Selz noted that modernism has produced innumerable conflicts that demand public reaction, not the least of which include the
environment, war in the Middle East, and domestic injustices, global conflicts into visual concepts. In North Carolina, Ron
Rozelle and Caroleigh Robinson picture industrialization and the destruction of the environment in the form of newly imagined
modern icons.
"....Caroleigh Robinson evokes environmental ruin and the stain of human presence in a series of abstract paintings
that detail North Carolina road construction. Her series 'leaping Pigments & other Painterly Tracks-carpet stories (2004)

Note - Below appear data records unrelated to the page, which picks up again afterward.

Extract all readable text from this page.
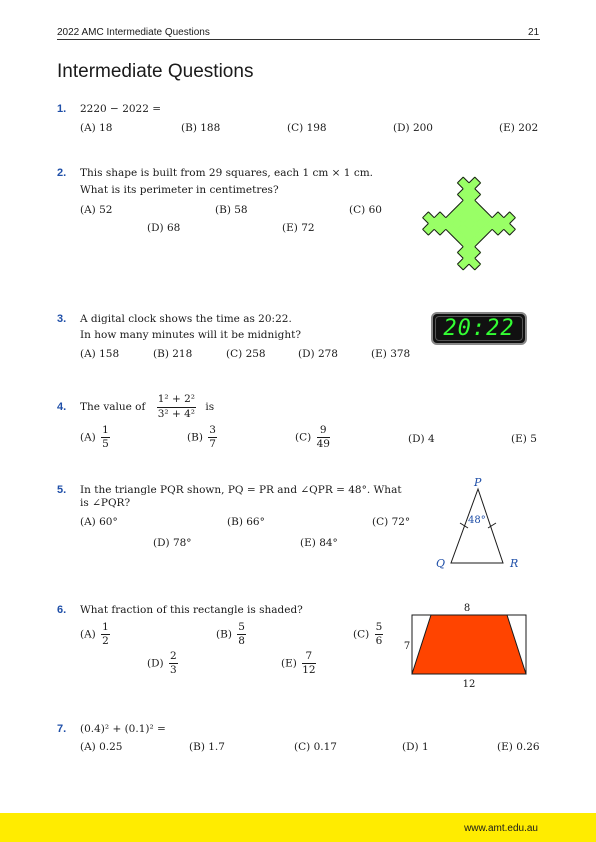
2022 AMC Intermediate Questions	21
Intermediate Questions
1. 2220 − 2022 =
(A) 18	(B) 188	(C) 198	(D) 200	(E) 202
2. This shape is built from 29 squares, each 1 cm × 1 cm.
What is its perimeter in centimetres?
(A) 52	(B) 58	(C) 60
(D) 68	(E) 72
3. A digital clock shows the time as 20:22.
In how many minutes will it be midnight?
(A) 158	(B) 218	(C) 258	(D) 278	(E) 378
20:22
4. The value of $\frac{\text{1² + 2²}}{\text{3² + 4²}}$ is
$(A) \frac{1}{5}$	$(B) \frac{3}{7}$	$(C) \frac{9}{49}$	(D) 4	(E) 5
5. In the triangle PQR shown, PQ = PR and ∠QPR = 48°. What
is ∠PQR?
(A) 60°	(B) 66°	(C) 72°
(D) 78°	(E) 84°
P
Q	R
48°
6. What fraction of this rectangle is shaded?
$(A) \frac{1}{2}$	$(B) \frac{5}{8}$	$(C) \frac{5}{6}$
$(D) \frac{2}{3}$	$(E) \frac{7}{12}$
8
7
12
7. (0.4)² + (0.1)² =
(A) 0.25	(B) 1.7	(C) 0.17	(D) 1	(E) 0.26
www.amt.edu.au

resembles the abstract tachism of European painting in the late 40's and early 1950's, where artists literally blotted and
stained the canvas with expressive spots (tache) of paint. Through the acuteness of her process, Robinson accurately documents
the devastation inflicted on the land as a result of road expansion, applying pigments and embedded motor oil to paper and
canvas. Her paintings begin as topographical maps, in which, she paints bright colors, which over time alter into darker colors,
until her paintings are primarily composed of grays and browns that evoke the expanding road system of North Carolina and
the environmental impact that this progress neglects. These paintings also recall italian painter Alberto Burri's Sacks of
the 1950s, where Burri combined nonart materials such as tar, mold, and wheat sacks to emphasis the natural decay of material
elements and to connect aesthetic matter with social process. Like Rozelle, but using very different means, Robinson comments
on the abuse and ruin of nature through the accumulation of toxic waste to show the mutability and scarring of a polluted
environment."
Ron Rozelle, Caroleigh Robinson, Connie Bostic, and De Wayne Barton evoke the sentiments of a shared human experience
and societal concern. The universality of their subjects transcends the mere differences in their styles and media, as well
as sets them apart from any parochial regionalism.
Jessica West. (2005) Duke University. Road in Sight (catalog). pp.20-32.